Are we five goin'
to lay down to him?"
"If that was Vic Gregg," answered the sheriff, slipping over the insult
with perfect calm, "I wouldn't of told you to scatter for cover; but that
ain't Vic."
"Pete, what in hell are you drivin' at?"
"I say it ain't Vic," said the sheriff. "Vic is a good man with a hoss and
a good man with a gun, but he couldn't never ride like the gent over there
in the rocks, and he couldn't shoot like him."
He pointed, in confirmation, at the body of Harry Fisher.
"You can rush that hill if you want, but speakin' personal, I ain't ready
to die."
A thoughtful silence held the others until Sliver Waldron broke it with his
deep bass. "You ain't far off, Pete.

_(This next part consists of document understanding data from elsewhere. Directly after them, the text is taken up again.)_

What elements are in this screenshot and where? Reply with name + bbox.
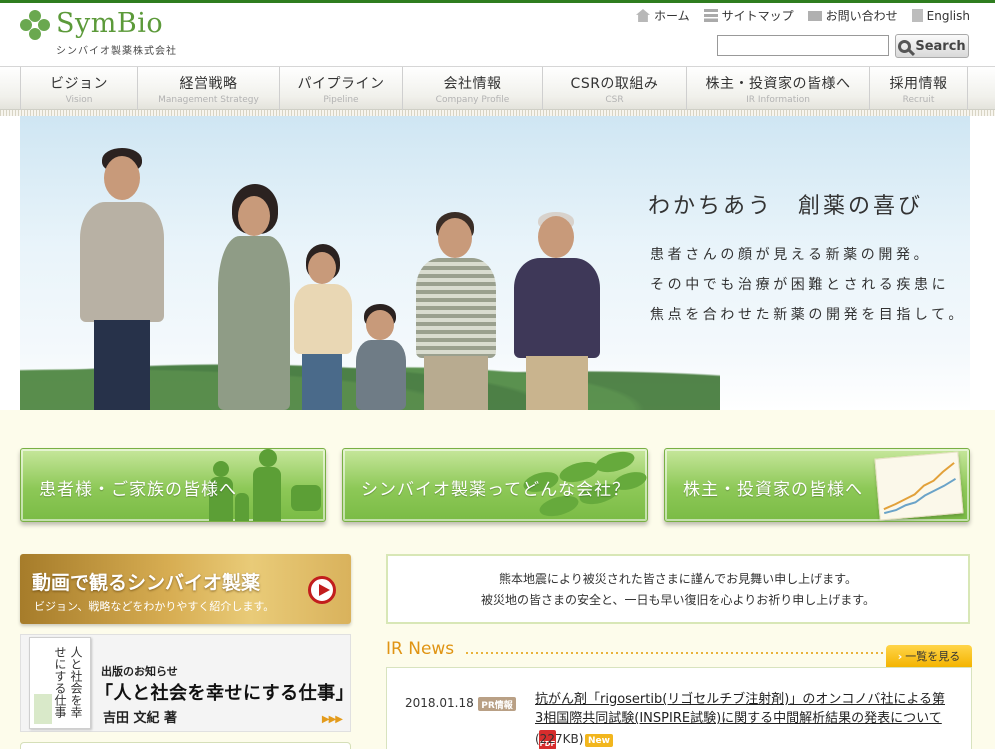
nav-label: 経営戦略 [179,75,238,92]
book-announcement: 出版のお知らせ [101,665,178,678]
about-company-button[interactable]: シンバイオ製薬ってどんな会社？ [342,448,648,522]
utility-nav: ホーム サイトマップ お問い合わせ English [635,7,970,24]
ir-news-list: 2018.01.18 PR情報 抗がん剤「rigosertib(リゴセルチブ注射… [386,667,972,749]
nav-sublabel: Management Strategy [158,94,259,105]
nav-label: CSRの取組み [570,75,659,92]
hero-line: 患者さんの顔が見える新薬の開発。 [650,247,932,263]
home-link-label: ホーム [653,9,690,23]
ir-news-more-button[interactable]: › 一覧を見る [886,645,972,667]
notice-line: 被災地の皆さまの安全と、一日も早い復旧を心よりお祈り申し上げます。 [480,593,876,607]
investors-button-label: 株主・投資家の皆様へ [683,480,863,500]
nav-item-ir[interactable]: 株主・投資家の皆様へ IR Information [687,67,870,110]
global-nav: ビジョン Vision 経営戦略 Management Strategy パイプ… [0,66,995,110]
hero-person [60,148,180,410]
nav-item-vision[interactable]: ビジョン Vision [20,67,138,110]
site-logo[interactable]: SymBio シンバイオ製薬株式会社 [20,8,220,57]
nav-label: 採用情報 [889,75,948,92]
nav-label: 株主・投資家の皆様へ [705,75,851,92]
hero-banner: わかちあう 創薬の喜び 患者さんの顔が見える新薬の開発。 その中でも治療が困難と… [20,116,970,410]
book-title: 「人と社会を幸せにする仕事」 [95,683,355,704]
book-cover-title: 人と社会を幸せにする仕事 [53,646,83,718]
sitemap-link-label: サイトマップ [721,9,794,23]
ir-news-divider [466,652,884,654]
new-badge: New [585,734,613,747]
nav-sublabel: Vision [65,94,93,105]
home-icon [635,9,650,22]
chevron-right-icon: › [897,649,903,663]
news-link-text: 抗がん剤「rigosertib(リゴセルチブ注射剤)」のオンコノバ社による第3相… [535,692,945,726]
patients-button-label: 患者様・ご家族の皆様へ [39,480,237,500]
logo-mark-icon [20,10,50,40]
sidebar-box [20,742,351,749]
site-search: Search [717,34,969,58]
company-name: シンバイオ製薬株式会社 [56,46,177,57]
nav-sublabel: Company Profile [435,94,510,105]
news-category-badge: PR情報 [478,697,516,711]
sitemap-link[interactable]: サイトマップ [703,7,794,24]
contact-link[interactable]: お問い合わせ [807,7,898,24]
nav-sublabel: Pipeline [323,94,359,105]
ir-news-heading: IR News [386,639,455,659]
nav-item-company[interactable]: 会社情報 Company Profile [403,67,543,110]
nav-label: 会社情報 [443,75,502,92]
contact-link-label: お問い合わせ [825,9,898,23]
hero-line: その中でも治療が困難とされる疾患に [650,277,950,293]
hero-person [286,244,358,410]
notice-line: 熊本地震により被災された皆さまに謹んでお見舞い申し上げます。 [499,572,857,586]
hero-person [350,304,410,410]
earthquake-notice: 熊本地震により被災された皆さまに謹んでお見舞い申し上げます。 被災地の皆さまの安… [386,554,970,624]
investors-button[interactable]: 株主・投資家の皆様へ [664,448,970,522]
search-button[interactable]: Search [895,34,969,58]
nav-item-strategy[interactable]: 経営戦略 Management Strategy [138,67,280,110]
nav-label: パイプライン [297,75,385,92]
book-author: 吉田 文紀 著 [103,711,178,726]
video-banner-subtitle: ビジョン、戦略などをわかりやすく紹介します。 [34,600,275,613]
patients-button[interactable]: 患者様・ご家族の皆様へ [20,448,326,522]
nav-sublabel: Recruit [902,94,935,105]
about-company-button-label: シンバイオ製薬ってどんな会社？ [361,480,631,500]
home-link[interactable]: ホーム [635,7,690,24]
ir-news-more-label: 一覧を見る [905,650,961,663]
news-file-size: (227KB) [535,732,584,746]
top-accent-bar [0,0,995,3]
video-banner-title: 動画で観るシンバイオ製薬 [32,572,261,594]
more-arrows-icon: ▶▶▶ [321,714,343,725]
hero-person [408,212,504,410]
document-icon [911,9,923,22]
hero-line: 焦点を合わせた新薬の開発を目指して。 [650,307,966,323]
search-input[interactable] [717,35,889,56]
news-date: 2018.01.18 [405,696,474,710]
search-button-label: Search [915,38,966,54]
book-banner[interactable]: 人と社会を幸せにする仕事 出版のお知らせ 「人と社会を幸せにする仕事」 吉田 文… [20,634,355,732]
nav-item-recruit[interactable]: 採用情報 Recruit [870,67,968,110]
chart-icon [874,451,964,521]
play-icon [308,576,336,604]
hero-copy: 患者さんの顔が見える新薬の開発。 その中でも治療が困難とされる疾患に 焦点を合わ… [650,240,966,330]
logo-wordmark: SymBio [56,8,164,39]
nav-label: ビジョン [50,75,108,92]
nav-item-csr[interactable]: CSRの取組み CSR [543,67,687,110]
nav-sublabel: CSR [605,94,624,105]
hero-person [208,184,298,410]
video-banner[interactable]: 動画で観るシンバイオ製薬 ビジョン、戦略などをわかりやすく紹介します。 [20,554,351,624]
book-cover-image: 人と社会を幸せにする仕事 [29,637,91,729]
nav-item-pipeline[interactable]: パイプライン Pipeline [280,67,403,110]
hero-title: わかちあう 創薬の喜び [648,194,924,219]
search-icon [898,39,912,53]
sitemap-icon [703,9,718,22]
english-link[interactable]: English [911,7,970,24]
mail-icon [807,10,822,21]
hero-person [508,212,606,410]
nav-sublabel: IR Information [746,94,810,105]
english-link-label: English [926,8,970,23]
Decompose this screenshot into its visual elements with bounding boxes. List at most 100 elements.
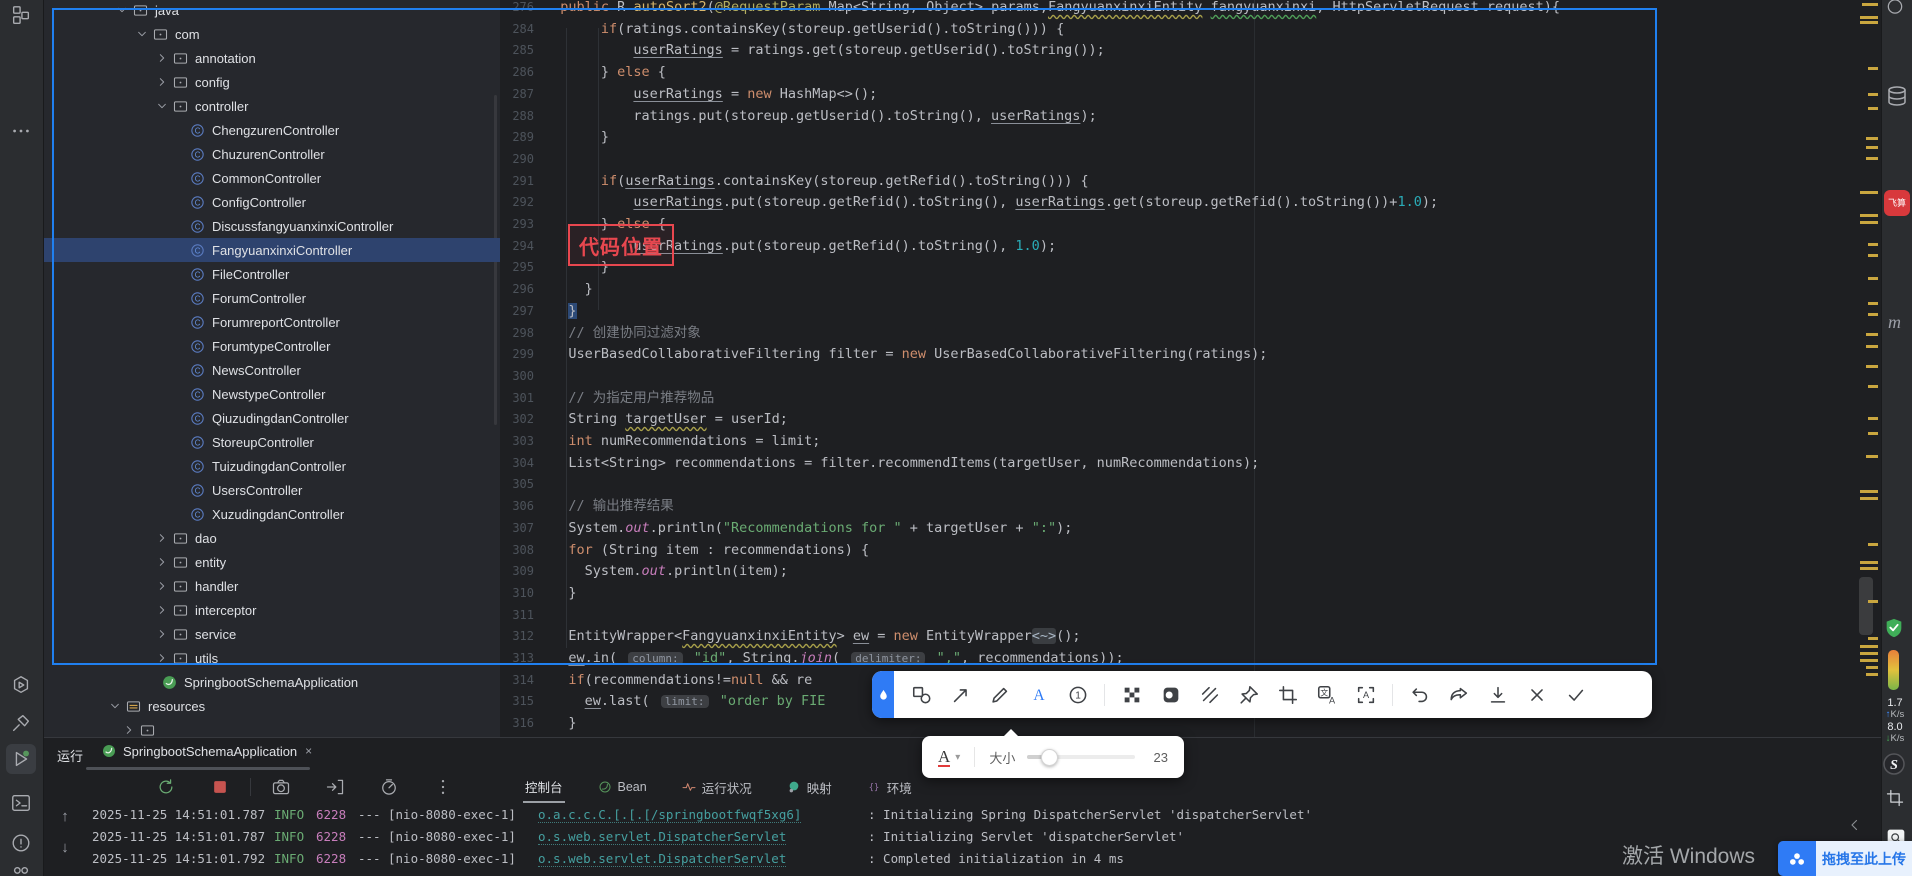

I done some thinkin' along them lines
when I seen him standin' up there over the arroyo wavin' his hat at the
bullets. Vic didn't never have the guts for that."
All the lower valley was gray, dark in comparison with the bright peaks
above it, before the sheriff rose from his place and led the posse towards
the body of Grey Molly. There they found as much confirmation of Pete's
theory as they needed, for Vic's silver-mounted saddle was known to all of
them, and this was a plain affair which they found on the dead horse.